= 1950 Nicaraguan general election =

General elections were held in Nicaragua to elect a president and National Congress of Nicaragua on 21 May 1950.

In April, Anastasio Somoza García and Emiliano Chamorro Vargas sat down and signed the Pacto de los Generales, thus laying the basis for a new political coalition. Once the agreement was signed, the Congress formally proceeded to set the date and the procedure of the upcoming election. Sixty deputies to a Constituent Assembly would be elected, with forty seats going to the majority party and seventeen to the minority party, plus three that would include the defeated presidential candidate and the two living, popularly elected ex-presidents (Anastasio Somoza García and Emiliano Chamorro Vargas). "Only the Liberals and the Conservatives could participate because the constitutional procedure for registering new parties would be held in abeyance."

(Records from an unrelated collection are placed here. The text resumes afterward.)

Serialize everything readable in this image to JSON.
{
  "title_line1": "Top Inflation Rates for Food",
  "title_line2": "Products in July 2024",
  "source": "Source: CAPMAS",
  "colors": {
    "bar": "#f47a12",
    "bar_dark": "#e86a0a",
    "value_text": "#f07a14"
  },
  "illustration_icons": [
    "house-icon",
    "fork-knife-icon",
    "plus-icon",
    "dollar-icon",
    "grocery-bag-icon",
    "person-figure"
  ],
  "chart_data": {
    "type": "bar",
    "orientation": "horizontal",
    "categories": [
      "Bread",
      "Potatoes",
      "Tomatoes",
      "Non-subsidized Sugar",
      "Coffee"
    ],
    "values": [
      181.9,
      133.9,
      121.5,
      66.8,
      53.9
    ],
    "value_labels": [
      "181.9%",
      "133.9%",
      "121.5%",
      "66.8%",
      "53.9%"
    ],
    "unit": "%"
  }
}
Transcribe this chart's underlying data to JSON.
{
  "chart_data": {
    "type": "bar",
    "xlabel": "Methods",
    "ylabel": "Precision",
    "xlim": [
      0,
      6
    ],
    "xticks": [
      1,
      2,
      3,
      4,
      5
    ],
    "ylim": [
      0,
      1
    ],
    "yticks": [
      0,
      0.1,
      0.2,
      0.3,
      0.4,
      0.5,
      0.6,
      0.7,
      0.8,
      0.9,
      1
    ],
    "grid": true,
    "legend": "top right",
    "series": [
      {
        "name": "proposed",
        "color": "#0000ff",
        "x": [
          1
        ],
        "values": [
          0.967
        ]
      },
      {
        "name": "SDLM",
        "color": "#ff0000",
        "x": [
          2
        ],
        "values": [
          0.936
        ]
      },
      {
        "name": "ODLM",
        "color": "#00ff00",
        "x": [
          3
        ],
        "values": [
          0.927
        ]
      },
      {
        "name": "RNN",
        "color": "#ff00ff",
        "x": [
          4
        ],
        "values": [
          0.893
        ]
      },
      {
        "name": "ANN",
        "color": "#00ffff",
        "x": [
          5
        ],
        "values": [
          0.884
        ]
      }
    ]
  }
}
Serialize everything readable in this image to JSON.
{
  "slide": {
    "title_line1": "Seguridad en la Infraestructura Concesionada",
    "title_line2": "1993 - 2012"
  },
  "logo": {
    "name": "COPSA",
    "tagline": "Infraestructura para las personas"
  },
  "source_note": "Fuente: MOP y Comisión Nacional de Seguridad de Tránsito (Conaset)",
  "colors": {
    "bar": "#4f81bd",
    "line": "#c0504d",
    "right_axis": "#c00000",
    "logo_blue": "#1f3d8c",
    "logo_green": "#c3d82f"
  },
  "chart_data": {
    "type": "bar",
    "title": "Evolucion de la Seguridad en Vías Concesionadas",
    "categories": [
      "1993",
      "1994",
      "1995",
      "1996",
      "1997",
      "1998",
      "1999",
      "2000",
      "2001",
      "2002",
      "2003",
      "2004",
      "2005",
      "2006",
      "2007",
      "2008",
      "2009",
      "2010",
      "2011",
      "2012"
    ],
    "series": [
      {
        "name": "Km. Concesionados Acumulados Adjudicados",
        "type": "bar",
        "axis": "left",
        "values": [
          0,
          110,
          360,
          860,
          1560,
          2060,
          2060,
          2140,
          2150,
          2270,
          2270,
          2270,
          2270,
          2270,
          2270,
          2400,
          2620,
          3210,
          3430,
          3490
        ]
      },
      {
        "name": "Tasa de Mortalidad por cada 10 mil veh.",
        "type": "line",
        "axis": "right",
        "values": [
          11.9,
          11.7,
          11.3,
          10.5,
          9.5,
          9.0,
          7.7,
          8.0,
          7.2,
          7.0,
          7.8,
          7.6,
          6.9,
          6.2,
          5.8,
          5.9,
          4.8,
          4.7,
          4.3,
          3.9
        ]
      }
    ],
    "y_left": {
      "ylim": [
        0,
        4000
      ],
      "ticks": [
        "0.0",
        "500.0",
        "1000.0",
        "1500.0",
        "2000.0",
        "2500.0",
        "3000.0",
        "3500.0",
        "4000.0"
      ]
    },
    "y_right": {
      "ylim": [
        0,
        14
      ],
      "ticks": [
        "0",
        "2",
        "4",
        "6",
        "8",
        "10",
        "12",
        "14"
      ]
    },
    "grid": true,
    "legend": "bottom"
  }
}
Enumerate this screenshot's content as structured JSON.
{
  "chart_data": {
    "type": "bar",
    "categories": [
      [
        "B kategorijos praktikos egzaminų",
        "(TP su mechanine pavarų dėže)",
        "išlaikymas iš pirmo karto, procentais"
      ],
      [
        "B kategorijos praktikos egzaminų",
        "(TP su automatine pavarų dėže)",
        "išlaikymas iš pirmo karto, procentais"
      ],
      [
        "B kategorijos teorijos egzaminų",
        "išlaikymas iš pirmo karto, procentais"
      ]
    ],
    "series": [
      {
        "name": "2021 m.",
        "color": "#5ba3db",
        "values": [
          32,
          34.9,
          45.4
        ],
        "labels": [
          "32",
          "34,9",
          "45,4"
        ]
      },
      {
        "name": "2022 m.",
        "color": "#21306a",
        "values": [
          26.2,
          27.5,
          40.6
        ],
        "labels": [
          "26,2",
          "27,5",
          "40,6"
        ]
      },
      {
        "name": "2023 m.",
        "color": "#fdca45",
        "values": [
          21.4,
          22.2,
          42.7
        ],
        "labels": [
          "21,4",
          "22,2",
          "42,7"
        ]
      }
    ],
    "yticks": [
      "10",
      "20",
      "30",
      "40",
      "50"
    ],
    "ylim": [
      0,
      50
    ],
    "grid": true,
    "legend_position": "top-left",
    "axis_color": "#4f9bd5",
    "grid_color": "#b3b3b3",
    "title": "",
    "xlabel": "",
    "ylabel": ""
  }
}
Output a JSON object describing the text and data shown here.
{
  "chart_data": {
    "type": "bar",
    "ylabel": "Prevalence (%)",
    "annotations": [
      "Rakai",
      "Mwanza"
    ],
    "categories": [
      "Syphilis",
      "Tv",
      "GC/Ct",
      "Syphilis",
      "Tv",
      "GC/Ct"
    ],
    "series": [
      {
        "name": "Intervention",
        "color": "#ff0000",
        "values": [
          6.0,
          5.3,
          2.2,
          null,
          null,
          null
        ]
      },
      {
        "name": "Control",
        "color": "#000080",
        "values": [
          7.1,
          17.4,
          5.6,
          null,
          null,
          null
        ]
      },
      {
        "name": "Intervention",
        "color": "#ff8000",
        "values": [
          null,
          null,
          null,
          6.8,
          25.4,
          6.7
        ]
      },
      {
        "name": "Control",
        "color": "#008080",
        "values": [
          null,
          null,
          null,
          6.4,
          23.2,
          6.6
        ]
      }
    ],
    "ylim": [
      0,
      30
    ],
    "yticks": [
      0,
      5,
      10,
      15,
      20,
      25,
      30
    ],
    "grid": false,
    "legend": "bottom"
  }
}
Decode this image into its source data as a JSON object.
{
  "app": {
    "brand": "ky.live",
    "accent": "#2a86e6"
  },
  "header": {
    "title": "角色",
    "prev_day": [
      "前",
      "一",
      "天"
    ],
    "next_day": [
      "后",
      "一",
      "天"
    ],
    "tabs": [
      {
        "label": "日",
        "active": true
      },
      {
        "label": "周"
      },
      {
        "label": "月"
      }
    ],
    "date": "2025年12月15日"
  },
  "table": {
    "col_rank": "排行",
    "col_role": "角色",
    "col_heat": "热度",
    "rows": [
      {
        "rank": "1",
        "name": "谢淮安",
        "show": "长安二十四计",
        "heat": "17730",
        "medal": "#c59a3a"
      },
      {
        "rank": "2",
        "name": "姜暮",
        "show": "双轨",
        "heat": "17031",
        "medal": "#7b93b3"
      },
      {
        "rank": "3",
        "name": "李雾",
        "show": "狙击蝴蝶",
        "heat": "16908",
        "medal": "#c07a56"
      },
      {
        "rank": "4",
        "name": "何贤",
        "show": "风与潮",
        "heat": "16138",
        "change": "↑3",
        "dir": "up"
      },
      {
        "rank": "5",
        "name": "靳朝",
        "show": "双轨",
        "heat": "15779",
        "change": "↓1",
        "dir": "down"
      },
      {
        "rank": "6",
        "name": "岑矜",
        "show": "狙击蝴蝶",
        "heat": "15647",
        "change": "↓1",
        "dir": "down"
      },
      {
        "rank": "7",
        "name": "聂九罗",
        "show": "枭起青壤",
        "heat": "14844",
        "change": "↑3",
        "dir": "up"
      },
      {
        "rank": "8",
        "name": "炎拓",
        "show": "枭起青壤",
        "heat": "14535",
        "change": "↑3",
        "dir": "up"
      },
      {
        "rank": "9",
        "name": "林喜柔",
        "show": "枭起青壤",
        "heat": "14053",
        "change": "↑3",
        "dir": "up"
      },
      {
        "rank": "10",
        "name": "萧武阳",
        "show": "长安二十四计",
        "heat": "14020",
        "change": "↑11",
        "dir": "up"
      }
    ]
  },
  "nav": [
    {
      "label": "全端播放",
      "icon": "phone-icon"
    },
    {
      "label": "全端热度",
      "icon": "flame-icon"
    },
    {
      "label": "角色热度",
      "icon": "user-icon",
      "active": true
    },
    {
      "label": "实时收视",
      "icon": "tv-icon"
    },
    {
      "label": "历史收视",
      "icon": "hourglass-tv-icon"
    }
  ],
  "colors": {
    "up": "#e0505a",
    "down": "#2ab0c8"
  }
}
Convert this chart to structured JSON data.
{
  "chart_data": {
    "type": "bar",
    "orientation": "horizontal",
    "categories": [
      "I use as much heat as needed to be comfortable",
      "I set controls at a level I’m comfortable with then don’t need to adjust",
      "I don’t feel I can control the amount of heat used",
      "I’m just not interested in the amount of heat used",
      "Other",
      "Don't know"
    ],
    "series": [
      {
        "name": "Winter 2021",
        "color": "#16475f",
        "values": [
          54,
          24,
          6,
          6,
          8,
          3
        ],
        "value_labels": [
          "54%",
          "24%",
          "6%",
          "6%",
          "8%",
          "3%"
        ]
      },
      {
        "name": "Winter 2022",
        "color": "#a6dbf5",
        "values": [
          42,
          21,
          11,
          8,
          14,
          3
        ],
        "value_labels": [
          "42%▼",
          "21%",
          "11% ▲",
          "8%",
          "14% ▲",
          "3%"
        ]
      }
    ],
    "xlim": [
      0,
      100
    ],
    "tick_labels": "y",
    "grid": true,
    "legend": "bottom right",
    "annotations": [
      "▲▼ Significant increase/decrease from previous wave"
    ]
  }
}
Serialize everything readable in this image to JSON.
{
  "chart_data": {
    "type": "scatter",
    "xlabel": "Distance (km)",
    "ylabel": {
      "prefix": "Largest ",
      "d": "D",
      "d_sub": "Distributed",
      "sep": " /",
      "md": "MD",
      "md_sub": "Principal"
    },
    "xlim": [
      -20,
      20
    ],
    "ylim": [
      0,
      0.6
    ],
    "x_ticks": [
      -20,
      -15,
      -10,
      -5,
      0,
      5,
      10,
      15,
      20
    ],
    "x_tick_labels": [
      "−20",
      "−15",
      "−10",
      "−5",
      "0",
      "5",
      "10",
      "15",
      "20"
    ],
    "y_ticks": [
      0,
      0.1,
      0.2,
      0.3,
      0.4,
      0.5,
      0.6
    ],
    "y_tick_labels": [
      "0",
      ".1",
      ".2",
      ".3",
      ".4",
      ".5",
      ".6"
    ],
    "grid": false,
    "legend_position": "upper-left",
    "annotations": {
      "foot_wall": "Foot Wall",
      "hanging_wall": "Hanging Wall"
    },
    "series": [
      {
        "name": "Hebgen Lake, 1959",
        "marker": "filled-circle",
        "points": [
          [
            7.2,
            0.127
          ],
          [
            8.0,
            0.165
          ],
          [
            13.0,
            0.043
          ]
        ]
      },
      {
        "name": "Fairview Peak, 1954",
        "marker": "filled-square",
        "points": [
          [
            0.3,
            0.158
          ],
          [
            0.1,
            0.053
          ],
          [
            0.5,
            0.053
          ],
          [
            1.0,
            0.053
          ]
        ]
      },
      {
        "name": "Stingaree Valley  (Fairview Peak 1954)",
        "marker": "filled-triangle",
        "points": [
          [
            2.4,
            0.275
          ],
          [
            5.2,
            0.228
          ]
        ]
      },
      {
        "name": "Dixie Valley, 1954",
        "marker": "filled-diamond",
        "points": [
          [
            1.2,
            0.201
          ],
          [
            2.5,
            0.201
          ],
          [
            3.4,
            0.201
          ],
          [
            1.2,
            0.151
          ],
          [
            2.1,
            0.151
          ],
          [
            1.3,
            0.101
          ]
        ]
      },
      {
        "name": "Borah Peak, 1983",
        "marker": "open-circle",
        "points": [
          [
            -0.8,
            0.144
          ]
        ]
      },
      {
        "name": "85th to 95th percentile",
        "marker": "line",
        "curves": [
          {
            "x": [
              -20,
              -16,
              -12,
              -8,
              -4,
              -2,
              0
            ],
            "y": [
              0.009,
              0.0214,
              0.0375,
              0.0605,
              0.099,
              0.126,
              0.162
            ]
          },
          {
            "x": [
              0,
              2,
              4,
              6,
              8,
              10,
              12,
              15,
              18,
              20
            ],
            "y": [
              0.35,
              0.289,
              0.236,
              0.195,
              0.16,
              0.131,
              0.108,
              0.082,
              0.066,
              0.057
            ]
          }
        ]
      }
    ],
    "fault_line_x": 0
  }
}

The Conservative leadership at no time threatened to withdraw from the race and the election was held as scheduled on 21 May. The results of the election proved a disaster for the Conservatives, who received less than one-quarter of all the votes and won a bare outright majority only in Granada.

==Results==

| Party |  | Candidate | Votes | % | Seats |  |  |  |  |
| Chamber | Senate |
|  | Nationalist Liberal Party | Anastasio Somoza García | 153,297 | 75.63 | 28 | 12 |
|  | Conservative Party | Emiliano Chamorro Benard | 49,401 | 24.37 | 14 | 3 |
| Special seats |  |  |  |  | 0 | 3 |
| Total |  |  | 202,698 | 100.00 | 42 | 18 |
Source: Nohlen

==Bibliography==
- Elections in the Americas A Data Handbook Volume 1. North America, Central America, and the Caribbean. Edited by Dieter Nohlen. 2005.
- Millett, Richard. Guardians of the dynasty: a history of the U.S. created Guardia Nacional de Nicaragua and the Somoza Family. Maryknoll: Orbis Books. 1977.
- Political handbook of the world 1954. New York, 1955.
- Walter, Knut. The regime of Anastasio Somoza, 1936–1956. Chapel Hill: The University of North Carolina. 1993.